Ce sont ces hommes de talent, étrangers pour la plupart, qui ont fait la France. Parce qu’à l’époque, la France leur avait donné la possibilité de le faire.

Aurélien Cressely

Votre ouvrage est parsemé de références à moult figures novatrices du monde des arts des XIX et XXes siècles. Avez-vous procédé à de la documentation artistique pour décrire adéquatement l’apport de ces personnalités au renouveau culturel de leurs époques ?
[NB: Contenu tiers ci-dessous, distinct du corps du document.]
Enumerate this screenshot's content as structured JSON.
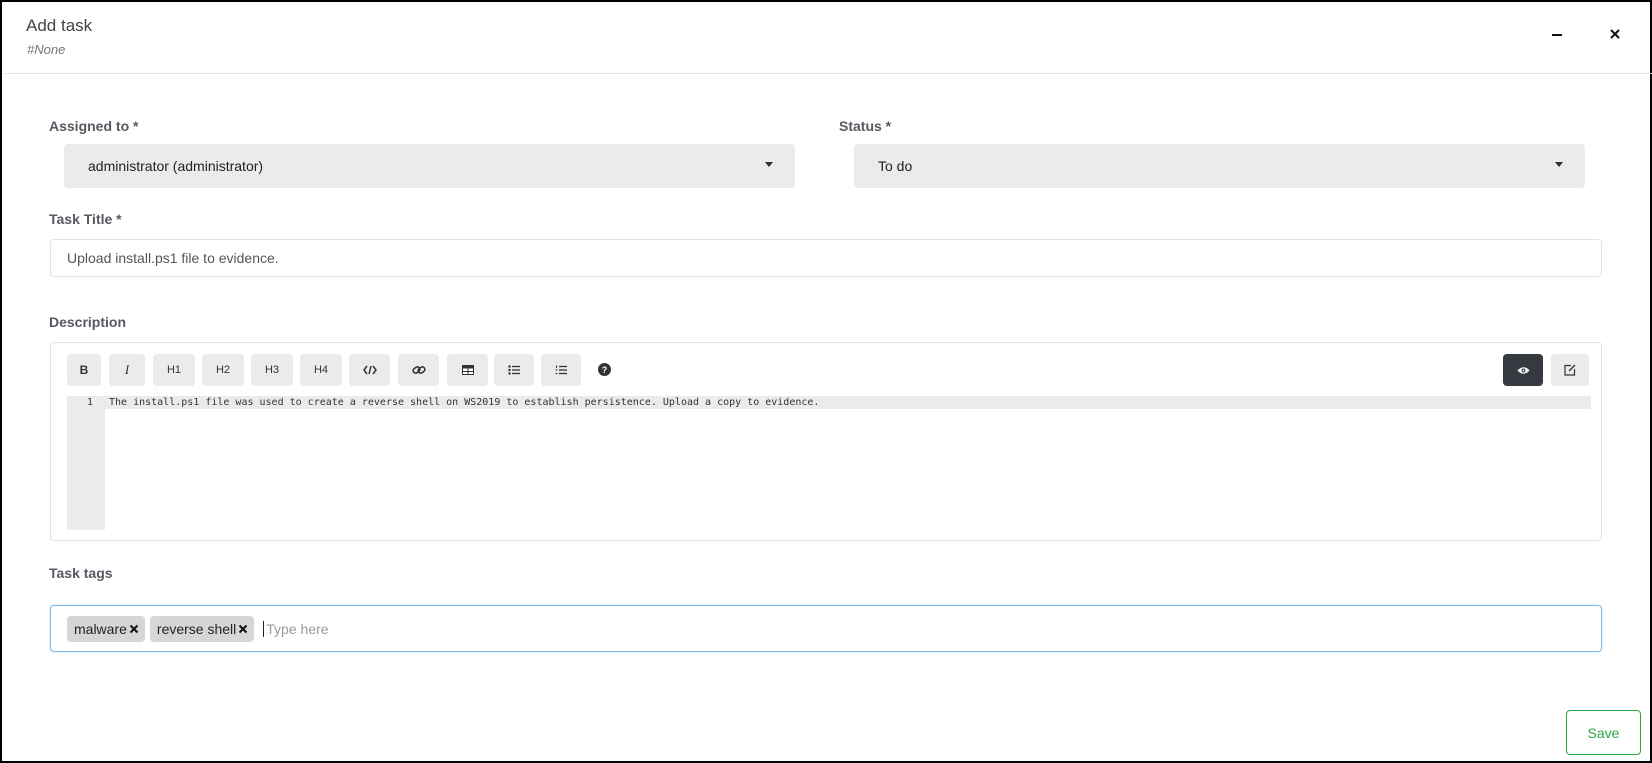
{
  "modal": {
    "title": "Add task",
    "subtitle": "#None"
  },
  "fields": {
    "assigned_label": "Assigned to *",
    "assigned_value": "administrator (administrator)",
    "status_label": "Status *",
    "status_value": "To do",
    "title_label": "Task Title *",
    "title_value": "Upload install.ps1 file to evidence.",
    "description_label": "Description",
    "tags_label": "Task tags"
  },
  "toolbar": {
    "bold": "B",
    "italic": "I",
    "h1": "H1",
    "h2": "H2",
    "h3": "H3",
    "h4": "H4",
    "help": "?"
  },
  "editor": {
    "line_number": "1",
    "content": "The install.ps1 file was used to create a reverse shell on WS2019 to establish persistence. Upload a copy to evidence."
  },
  "tags": {
    "items": [
      "malware",
      "reverse shell"
    ],
    "placeholder": "Type here"
  },
  "actions": {
    "save": "Save"
  },
  "colors": {
    "save_green": "#28a745",
    "dark_button": "#343a40",
    "field_bg": "#ebebeb",
    "focus_border": "#7fbde7"
  },
  "icons": {
    "minimize": "minimize-icon",
    "close": "close-icon",
    "code": "code-icon",
    "link": "link-icon",
    "table": "table-icon",
    "bullet_list": "bullet-list-icon",
    "ordered_list": "ordered-list-icon",
    "help": "help-icon",
    "preview": "eye-icon",
    "edit": "edit-icon",
    "tag_remove": "close-icon"
  }
}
Aurélien Cressely : Je suis rentré effectivement à chaque fois dans une documentation à la fois précise et touffue pour chaque personnage évoqué dans le livre. D’une part, pour ne pas faire d’erreur et d’autre part par curiosité intellectuelle parce que la première moitié du 20e siècle est une période que j’affectionne. Ce que je voulais aussi, c’était de pouvoir donner aux lecteurs une vision de l’époque. Pour cela, j’avais besoin de m’immerger dans l’époque, de savoir ce que représentait, par exemple, Serge de Diaghilev. Aujourd’hui, très peu de gens le connaissent alors qu’il a été un immense imprésario. Peut-être est-ce aussi lié au fait qu’il n’était pas artiste ? C’est un peu la même difficulté avec René Blum. Ces deux personnes ne sont pas artistes. Ils n’ont pas une œuvre à eux-mêmes, ils ont porté des œuvres. Ils ont été à l’origine de plusieurs œuvres, mais ils ne les ont pas faites. C’étaient des dénicheurs de talents exceptionnels.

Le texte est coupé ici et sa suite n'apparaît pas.